How she needed her cottage, she thought. Much as she loved company, especially that of her family and close friends, she hadcome to understand during the past weeks that she needed solitude too. And silence. Most of all silence.
She set out on a walk through the park. It was not entirely aimless. She had noticed something yesterday when she was strolling with Kitty. Something she would not have expected to recognize but did. She had not realized how deeply embedded in her memory it was. Perhaps it was that wood carving of Matthew’s that had jogged the memory.
Yesterday she had recognized the tree against which she had leaned all those years ago after telling Matthew that she was expecting a marriage offer from Caleb the following day. She had been feeling excited at the prospect and deeply upset at the knowledge that she had hurt Matthew, and herself too, with her decision. She had stood against that tree bewildered by the extreme emotions only a seventeen-year-old could feel. Looking ahead, looking back, feeling the exultation and pain of the present. Aware of him standing silently not far off, not moving, not saying anything, the distance that would be between them for more than thirty years already an almost tangible thing.
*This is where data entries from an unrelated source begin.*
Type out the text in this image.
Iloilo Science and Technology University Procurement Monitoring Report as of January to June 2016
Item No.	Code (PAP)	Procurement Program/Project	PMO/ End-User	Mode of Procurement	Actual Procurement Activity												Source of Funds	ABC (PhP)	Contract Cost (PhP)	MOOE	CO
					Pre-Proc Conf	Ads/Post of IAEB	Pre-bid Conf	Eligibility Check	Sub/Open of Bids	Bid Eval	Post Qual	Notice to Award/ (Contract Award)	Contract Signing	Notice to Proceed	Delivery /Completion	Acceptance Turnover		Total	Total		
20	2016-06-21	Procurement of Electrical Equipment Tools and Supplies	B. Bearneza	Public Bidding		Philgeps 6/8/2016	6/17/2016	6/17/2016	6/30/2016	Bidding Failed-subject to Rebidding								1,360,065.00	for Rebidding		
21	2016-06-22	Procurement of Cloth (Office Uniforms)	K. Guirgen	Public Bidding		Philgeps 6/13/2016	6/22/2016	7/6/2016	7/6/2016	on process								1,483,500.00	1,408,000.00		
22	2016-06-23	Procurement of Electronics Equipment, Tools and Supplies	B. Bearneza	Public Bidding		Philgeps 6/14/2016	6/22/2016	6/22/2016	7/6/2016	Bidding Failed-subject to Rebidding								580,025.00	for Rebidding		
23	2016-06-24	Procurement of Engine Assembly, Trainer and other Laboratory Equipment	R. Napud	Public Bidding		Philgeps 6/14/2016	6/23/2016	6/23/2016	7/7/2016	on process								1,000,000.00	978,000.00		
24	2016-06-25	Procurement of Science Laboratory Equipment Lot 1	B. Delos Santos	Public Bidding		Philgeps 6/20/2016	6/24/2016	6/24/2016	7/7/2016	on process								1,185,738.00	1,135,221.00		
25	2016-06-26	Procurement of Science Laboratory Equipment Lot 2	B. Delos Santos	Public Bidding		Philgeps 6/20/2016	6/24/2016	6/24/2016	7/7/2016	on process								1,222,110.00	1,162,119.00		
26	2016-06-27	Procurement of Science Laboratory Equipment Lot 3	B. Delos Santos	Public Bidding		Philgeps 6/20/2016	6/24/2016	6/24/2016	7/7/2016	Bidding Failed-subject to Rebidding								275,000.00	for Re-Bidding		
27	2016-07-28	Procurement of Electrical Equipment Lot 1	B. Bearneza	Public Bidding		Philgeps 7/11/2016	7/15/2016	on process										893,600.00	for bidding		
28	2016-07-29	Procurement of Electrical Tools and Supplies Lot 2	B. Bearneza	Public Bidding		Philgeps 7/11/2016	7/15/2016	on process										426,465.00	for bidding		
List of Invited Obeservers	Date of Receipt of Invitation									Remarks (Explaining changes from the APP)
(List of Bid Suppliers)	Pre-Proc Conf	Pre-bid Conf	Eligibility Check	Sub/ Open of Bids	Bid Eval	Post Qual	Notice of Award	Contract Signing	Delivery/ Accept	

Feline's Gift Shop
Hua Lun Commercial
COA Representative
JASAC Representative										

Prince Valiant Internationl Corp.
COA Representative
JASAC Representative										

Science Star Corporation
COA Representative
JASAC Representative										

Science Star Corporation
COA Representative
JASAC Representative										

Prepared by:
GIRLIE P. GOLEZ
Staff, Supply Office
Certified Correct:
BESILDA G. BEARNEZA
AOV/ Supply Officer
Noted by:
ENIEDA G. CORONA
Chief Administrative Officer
She found the tree now and verified by looking around that yes, indeed, this was the one. She leaned back against it again after dropping her shawl to the grass. She felt with both hands for the trunk behind her and drew sustenance from the life force she could sense moving up to the branches from the roots belowground. She rested the back of her head against the tree and closed her eyes.
Just here. Where so much had ended. The day before so much had begun. Two men, one of whom had been her friend, her soul mate, the other of whom had become her husband and father of her children.
Two men she had loved on that day.
Did life offer second chances?
Though she could not chastise herself about choosing Caleb over Matthew at the time.
Was now the right time?
Would it be foolish to try to recapture a romance that had been about to blossom more than thirty years ago? Though perhaps that was not what was happening. Perhaps they were not trying to recapture anything. Perhaps what was happening between them was all new.
Ah. And perhaps she was the only one who was experiencing this turmoil of emotion and indecision. Perhaps for Matthew what was between them was nothing more than friendship with a few pleasant kisses included.
She opened her eyes and looked at the trees and greenery surrounding her. She tried to draw peace from her surroundings, a calming of the mind. There was so much for which to be happy.
—
Yesterday had been a day full of chatter and laughter and stories intended to fill in some of the long gap of the missing years. Matthew had felt so thoroughly welcome in his brother’s home that he had quickly forgotten his self-consciousness and apprehension about the upcoming party. He had slept well in a bedchamber that had not been his when he was a boy—a touch of thoughtfulness on Reggie’s part, he guessed.